Sylvester Sequence in Java
A Sylvester Sequence is a series of numbers in which each term is the sum of the terms before it plus 1. The sequence's first two terms are 2 and 3. We shall calculate the other terms of the Sylvester sequence using the first two terms.
Example
S1 = 3 , and S2 = 4Apple increases the prices of its US-based subscriptions!
S3 = ( S1 x S2 ) + 1 = ( 3 x 4 ) + 1 = 13
S4 = ( S1 x S2 x S3 ) + 1 = ( 3 x 4 x 13 ) + 1 = 157
S5 = ( S1 x S2 x S3 x S4 ) + 1 = ( 3 x 4 x 13 x 157 ) + 1 = 24493
S6 = ( S1 x S2 x S3 x S4 x S5 ) + 1 = (3 x 4 x 13 x 157 x 24493) + 1 = 599882557
Explanation
In the above example first and second terms are 3 and 4. The third term will product of first and second i.e., 3 and 4 and plus 1. So the third term is ( 3 * 4 ) + 1 =13. Fourth term will be product of first 3 terms plus 1 i.e., ( 3 * 4 * 13 ) +1 = 157.Likethis the Sylvester sequence goes on.
Using Loops
The goal is to create a loop that multiplies both variables by the arithmetic modular operation (a + b) % N = ( a % N + b % N ) % N ) , where N is a modular number, in order to store the product up to this point and the current number, which is just the first number plus 1.
SylvesterSequence1. java
// import statement to import required packages
import java . util . ArrayList ;
// public class with name SylvesterSequence1 is defined
public class SylvesterSequence1
{
// main method of the program where execution of the program starts
public static void main ( String args [ ] )
{
// list for storing the Sylvester sequence
ArrayList <Integer> a1 = new ArrayList < Integer > ( ) ;
// Adding the first two terms of the sequence
a1.add(3);
a1.add(4);
// for computing the first five terms
int n = 5;
System . out . println ( " The first " + n + " terms of the Sylvester's Sequence : " ) ;
// using loops to traverse through the iterations
for ( int j = 0; j < n; j++ )
{
int r = 1 ;
// if j=0 and j=1 it should print first term or second term
if ( ( j == 0) || ( j == 1) )
{
// It prints the first two terms of the sequence
System . out . print ( a1 . get ( j ) + " " ) ;
// continue statement is used to skip the present iteration of the loop
continue;
}
// using another for loop to calculate the nth term of the sequence by multiplying with previous term in the arraylist
for(int k = 0; k < a1 . size ( ) ; k++ )
{
r = r * a1 . get (k ) ;
}
// adding 1 to the result
r = r + 1;
// adding it to the list
a1 . add ( r ) ;
// printing the sequence
System . out . print ( r + " " ) ;
} // for loop for calculating nth term
} // main
} // SylvesterSequence1
Output:

Analysis of Complexity
Because the programme uses nested loops, its temporal complexity is O (n2).

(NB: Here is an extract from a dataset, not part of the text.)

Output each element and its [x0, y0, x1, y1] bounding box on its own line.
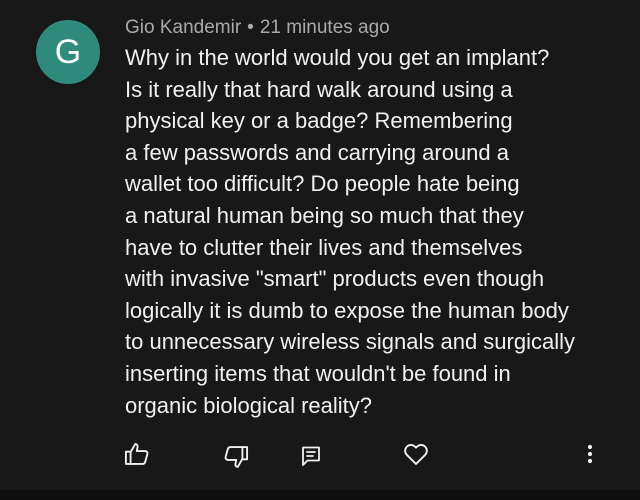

The programme employs an array list as well, increasing its O-level space complexity (n).
Optimal Approach
// Using the import statment to import the required packages
import java . util . ArrayList ;
public class Main
{
public void Sequence(int x)
{
int a = 1; // for storing the product.
int r = 2 ; // for storing the n th number.
for (int i = 1; i <= x; i++)
{
System.out.print( r + " ");
r = a * r;
a = r ;
r = ( r + 1 ) ;
}
}
// main method of the program where execution of the program starts
public static void main ( String args [ ] )
{
// creating an object for the class SylvesterSeq2
Main o1 = new Main ( ) ;
Scanner sc = new Scanner ( System . in ) ;
System . out . println ( " Enter the number of terms required in the sequence ");
// for computing the first six terms
int n=sc . nextInt ( ) ;
System . out . println ( " The first " + n + " terms of the Sylvester's Sequence are: " ) ;
o1 . Sequence ( n ) ;
}
}
Output

Complexity Analysis
The program's space complexity is O ( 1 ) , whereas its time complexity is O(n).